The ongoing ITV vs Box Clever case has reached a new stage as the UK Court of Appeal handed back the debate to the Upper Tribunal, some 15 months after it left the court.
The legal wrangling relates back to attempts by The Pensions Regulator (TPR) to issue a financial support direction (FSD) to ITV to cover the Box Clever pension scheme deficit.
FSDs create a legal requirement on a company to contribute to deficit repairs within a pension scheme it has links to.
The case will now be re-heard by the Upper Tribunal, which must decide if TPR and the trustees can use additional evidence submitted outside of its original FSD case, something that ITV requested be ignored.
The Upper Tribunal is effectively an appeals court but does allow new evidence to be submitted as part of an ongoing case.
It originally dismissed ITV’s protests over the new evidence, but the Court of Appeal has now requested the court re-examine the case from scratch.
The Court of Appeal did not accept ITV’s request to have new evidence struck from the case, but, when referring the case back to the Upper Tribunal, it asked it to consider why additional evidence was submitted late on in the litigation.
Hogan Lovells, the law firm representing ITV, said the judgment showed its questions regarding the late-stage submission of TPR’s evidence was important, and that it should not be approached on a “simplistic” basis.
Angela Dimsdale Gill, the litigation partner for Hogan Lovells, said it welcomed the guidance from the Courts, as clarity was necessary for TPR, and others, over what the regulator can and cannot do.
“The fact it is not to be taken as a given that the regulator can change its case whenever it pleases – as contended by the regulator – means it would do well to determine at the outset what the justification for its regulatory action is, since it will by no means be certain it will be able to change horses later on,” she added.

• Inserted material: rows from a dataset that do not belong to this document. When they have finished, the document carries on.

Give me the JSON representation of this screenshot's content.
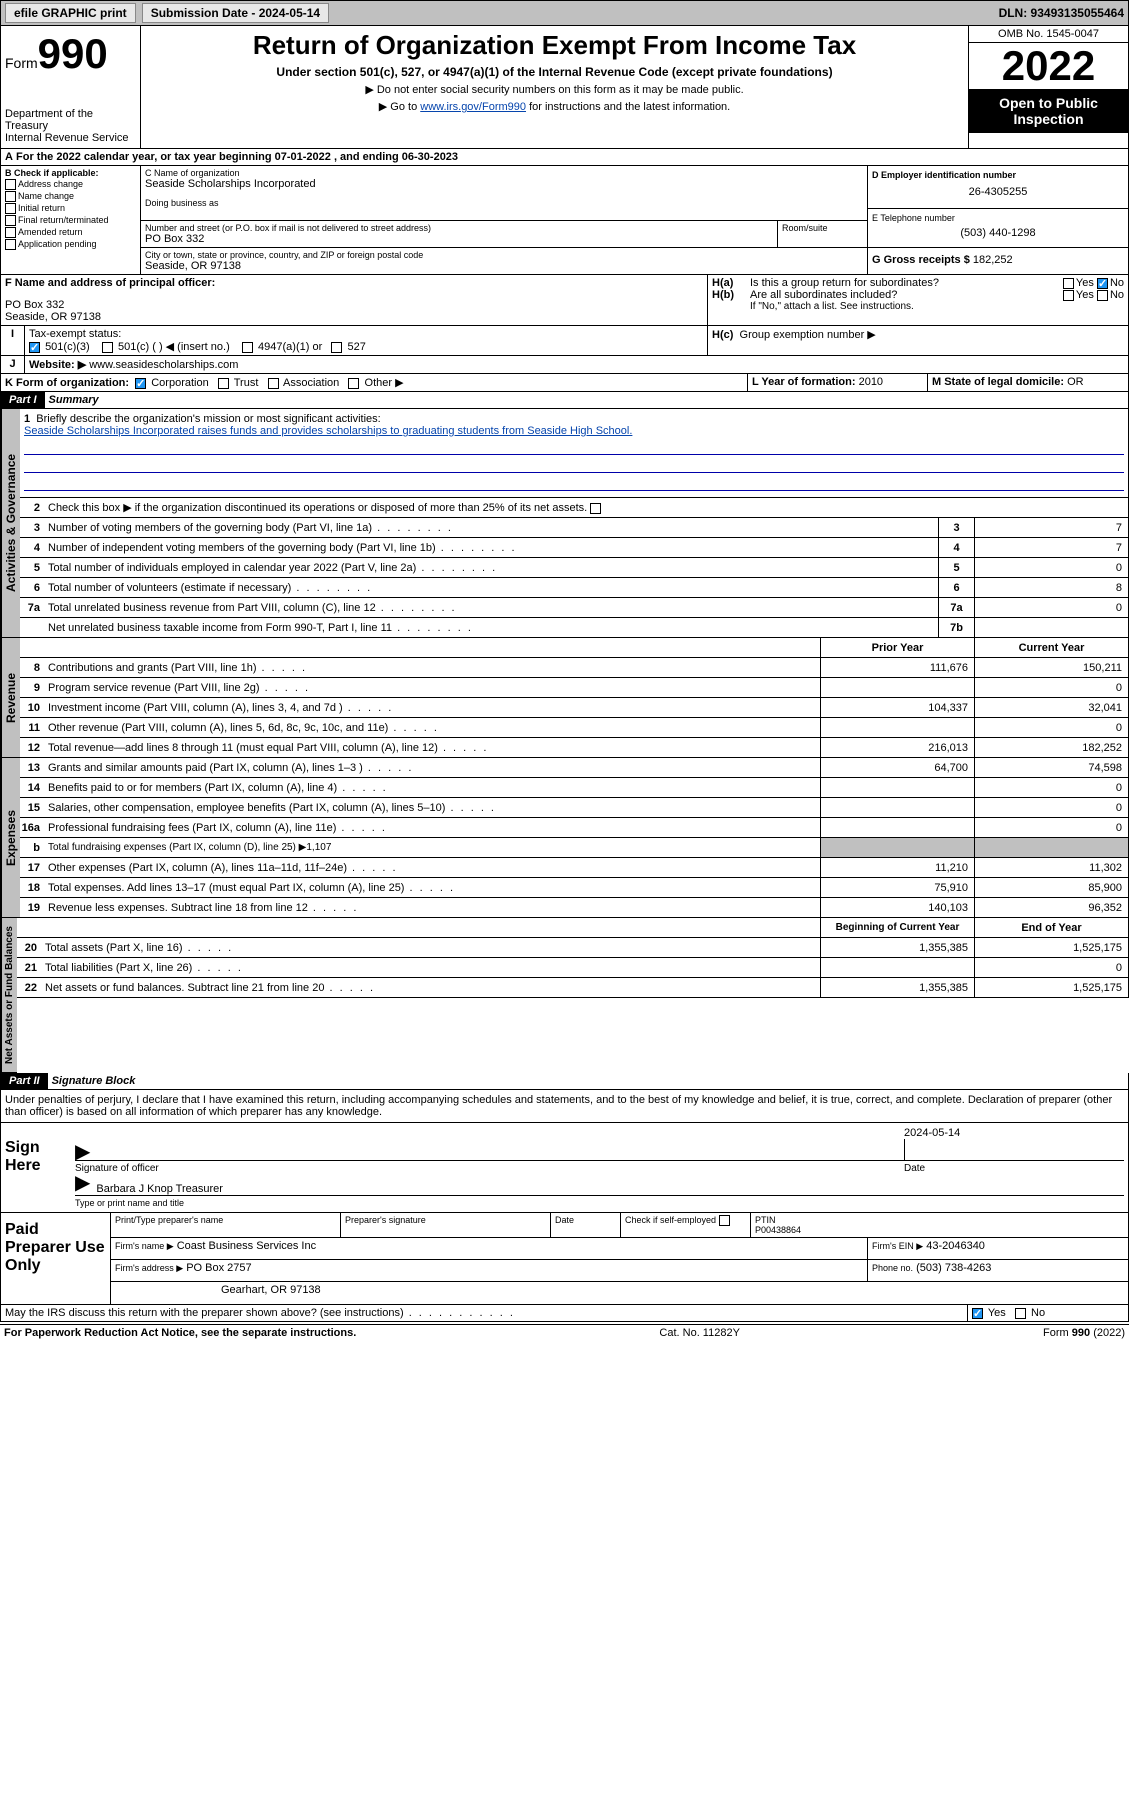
{
  "topbar": {
    "efile": "efile GRAPHIC print",
    "sub_label": "Submission Date - 2024-05-14",
    "dln": "DLN: 93493135055464"
  },
  "header": {
    "form_word": "Form",
    "form_num": "990",
    "dept": "Department of the Treasury",
    "irs": "Internal Revenue Service",
    "title": "Return of Organization Exempt From Income Tax",
    "subtitle": "Under section 501(c), 527, or 4947(a)(1) of the Internal Revenue Code (except private foundations)",
    "note1": "▶ Do not enter social security numbers on this form as it may be made public.",
    "note2_pre": "▶ Go to ",
    "note2_link": "www.irs.gov/Form990",
    "note2_post": " for instructions and the latest information.",
    "omb": "OMB No. 1545-0047",
    "year": "2022",
    "openpub": "Open to Public Inspection"
  },
  "A": {
    "text": "For the 2022 calendar year, or tax year beginning 07-01-2022    , and ending 06-30-2023"
  },
  "B": {
    "label": "B Check if applicable:",
    "opts": [
      "Address change",
      "Name change",
      "Initial return",
      "Final return/terminated",
      "Amended return",
      "Application pending"
    ]
  },
  "C": {
    "label": "C Name of organization",
    "name": "Seaside Scholarships Incorporated",
    "dba_label": "Doing business as",
    "street_label": "Number and street (or P.O. box if mail is not delivered to street address)",
    "room_label": "Room/suite",
    "street": "PO Box 332",
    "city_label": "City or town, state or province, country, and ZIP or foreign postal code",
    "city": "Seaside, OR  97138"
  },
  "D": {
    "label": "D Employer identification number",
    "val": "26-4305255"
  },
  "E": {
    "label": "E Telephone number",
    "val": "(503) 440-1298"
  },
  "G": {
    "label": "G Gross receipts $",
    "val": "182,252"
  },
  "F": {
    "label": "F Name and address of principal officer:",
    "l1": "PO Box 332",
    "l2": "Seaside, OR  97138"
  },
  "H": {
    "a": "Is this a group return for subordinates?",
    "b": "Are all subordinates included?",
    "b_note": "If \"No,\" attach a list. See instructions.",
    "c": "Group exemption number ▶",
    "yes": "Yes",
    "no": "No"
  },
  "I": {
    "label": "Tax-exempt status:",
    "o1": "501(c)(3)",
    "o2": "501(c) (  ) ◀ (insert no.)",
    "o3": "4947(a)(1) or",
    "o4": "527"
  },
  "J": {
    "label": "Website: ▶",
    "val": "www.seasidescholarships.com"
  },
  "K": {
    "label": "K Form of organization:",
    "o1": "Corporation",
    "o2": "Trust",
    "o3": "Association",
    "o4": "Other ▶"
  },
  "L": {
    "label": "L Year of formation:",
    "val": "2010"
  },
  "M": {
    "label": "M State of legal domicile:",
    "val": "OR"
  },
  "part1": {
    "hdr": "Part I",
    "title": "Summary",
    "l1": "Briefly describe the organization's mission or most significant activities:",
    "mission": "Seaside Scholarships Incorporated raises funds and provides scholarships to graduating students from Seaside High School.",
    "l2": "Check this box ▶       if the organization discontinued its operations or disposed of more than 25% of its net assets.",
    "lines_gov": [
      {
        "n": "3",
        "d": "Number of voting members of the governing body (Part VI, line 1a)",
        "b": "3",
        "v": "7"
      },
      {
        "n": "4",
        "d": "Number of independent voting members of the governing body (Part VI, line 1b)",
        "b": "4",
        "v": "7"
      },
      {
        "n": "5",
        "d": "Total number of individuals employed in calendar year 2022 (Part V, line 2a)",
        "b": "5",
        "v": "0"
      },
      {
        "n": "6",
        "d": "Total number of volunteers (estimate if necessary)",
        "b": "6",
        "v": "8"
      },
      {
        "n": "7a",
        "d": "Total unrelated business revenue from Part VIII, column (C), line 12",
        "b": "7a",
        "v": "0"
      },
      {
        "n": "",
        "d": "Net unrelated business taxable income from Form 990-T, Part I, line 11",
        "b": "7b",
        "v": ""
      }
    ],
    "col_prior": "Prior Year",
    "col_current": "Current Year",
    "rev": [
      {
        "n": "8",
        "d": "Contributions and grants (Part VIII, line 1h)",
        "p": "111,676",
        "c": "150,211"
      },
      {
        "n": "9",
        "d": "Program service revenue (Part VIII, line 2g)",
        "p": "",
        "c": "0"
      },
      {
        "n": "10",
        "d": "Investment income (Part VIII, column (A), lines 3, 4, and 7d )",
        "p": "104,337",
        "c": "32,041"
      },
      {
        "n": "11",
        "d": "Other revenue (Part VIII, column (A), lines 5, 6d, 8c, 9c, 10c, and 11e)",
        "p": "",
        "c": "0"
      },
      {
        "n": "12",
        "d": "Total revenue—add lines 8 through 11 (must equal Part VIII, column (A), line 12)",
        "p": "216,013",
        "c": "182,252"
      }
    ],
    "exp": [
      {
        "n": "13",
        "d": "Grants and similar amounts paid (Part IX, column (A), lines 1–3 )",
        "p": "64,700",
        "c": "74,598"
      },
      {
        "n": "14",
        "d": "Benefits paid to or for members (Part IX, column (A), line 4)",
        "p": "",
        "c": "0"
      },
      {
        "n": "15",
        "d": "Salaries, other compensation, employee benefits (Part IX, column (A), lines 5–10)",
        "p": "",
        "c": "0"
      },
      {
        "n": "16a",
        "d": "Professional fundraising fees (Part IX, column (A), line 11e)",
        "p": "",
        "c": "0"
      },
      {
        "n": "b",
        "d": "Total fundraising expenses (Part IX, column (D), line 25) ▶1,107",
        "grey": true
      },
      {
        "n": "17",
        "d": "Other expenses (Part IX, column (A), lines 11a–11d, 11f–24e)",
        "p": "11,210",
        "c": "11,302"
      },
      {
        "n": "18",
        "d": "Total expenses. Add lines 13–17 (must equal Part IX, column (A), line 25)",
        "p": "75,910",
        "c": "85,900"
      },
      {
        "n": "19",
        "d": "Revenue less expenses. Subtract line 18 from line 12",
        "p": "140,103",
        "c": "96,352"
      }
    ],
    "col_begin": "Beginning of Current Year",
    "col_end": "End of Year",
    "net": [
      {
        "n": "20",
        "d": "Total assets (Part X, line 16)",
        "p": "1,355,385",
        "c": "1,525,175"
      },
      {
        "n": "21",
        "d": "Total liabilities (Part X, line 26)",
        "p": "",
        "c": "0"
      },
      {
        "n": "22",
        "d": "Net assets or fund balances. Subtract line 21 from line 20",
        "p": "1,355,385",
        "c": "1,525,175"
      }
    ],
    "tab_gov": "Activities & Governance",
    "tab_rev": "Revenue",
    "tab_exp": "Expenses",
    "tab_net": "Net Assets or Fund Balances"
  },
  "part2": {
    "hdr": "Part II",
    "title": "Signature Block",
    "decl": "Under penalties of perjury, I declare that I have examined this return, including accompanying schedules and statements, and to the best of my knowledge and belief, it is true, correct, and complete. Declaration of preparer (other than officer) is based on all information of which preparer has any knowledge.",
    "sign_here": "Sign Here",
    "sig_officer": "Signature of officer",
    "date": "Date",
    "sig_date": "2024-05-14",
    "name_title": "Barbara J Knop Treasurer",
    "type_name": "Type or print name and title",
    "paid": "Paid Preparer Use Only",
    "pt_name": "Print/Type preparer's name",
    "pt_sig": "Preparer's signature",
    "pt_date": "Date",
    "check_self": "Check        if self-employed",
    "ptin_l": "PTIN",
    "ptin": "P00438864",
    "firm_name_l": "Firm's name    ▶",
    "firm_name": "Coast Business Services Inc",
    "firm_ein_l": "Firm's EIN ▶",
    "firm_ein": "43-2046340",
    "firm_addr_l": "Firm's address ▶",
    "firm_addr1": "PO Box 2757",
    "firm_addr2": "Gearhart, OR  97138",
    "phone_l": "Phone no.",
    "phone": "(503) 738-4263",
    "may_irs": "May the IRS discuss this return with the preparer shown above? (see instructions)"
  },
  "footer": {
    "left": "For Paperwork Reduction Act Notice, see the separate instructions.",
    "mid": "Cat. No. 11282Y",
    "right": "Form 990 (2022)"
  },
  "colors": {
    "link": "#0645ad",
    "grey_bg": "#c0c0c0",
    "check_blue": "#2196f3",
    "rule_blue": "#0000aa"
  }
}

A spokeswoman for TPR said: “The regulator is pleased the Court of Appeal has rejected the test advocated by ITV and that it has adopted a broad discretionary test, following arguments advanced by the regulator and trustees.”
The case refers back to September 2011 when TPR issued a warning notice to ITV regarding the potential of an FSD.
The regulator’s Determinations Panel decided to follow through three months later.
ITV referred the £62m challenge from TPR and the trustees for Box Clever to the Upper Tribunal, where both parties made cases based on the evidence used within the FSD determination.
However, in a second round of evidence, TPR amended its case, making different allegations against ITV over its funding for the Box Clever scheme, at which point ITV requested the new evidence be ignored.
The Upper Tribunal rejected this appeal in December 2013 before ITV took the request to the Court of Appeal, which ruled this week.
Dimsdale Gill said the next chapters of the case could prove significant for the pensions and business community – in a variety of ways, it would “test the threshold of the regulator’s powers”.
It is likely the retrospective application of legislation will remain a key part of the case, given the power to issue FSDs did not exist until 2005, some two years after Box Clever’s failure and five after it was created.
Box Clever was a joint venture set up in 2000 by Granada (now ITV) and Thorn TV, and included the creation of the pension scheme for transferred and new employees.
The company failed in 2003, leaving a pension scheme deficit of around £60m (€82m).
However, ITV said it never had any involvement in the scheme and oversaw no increase it its shortfall.
Some 11 years after the failure of the firm, the Box Clever scheme entered PPF assessment in late 2014.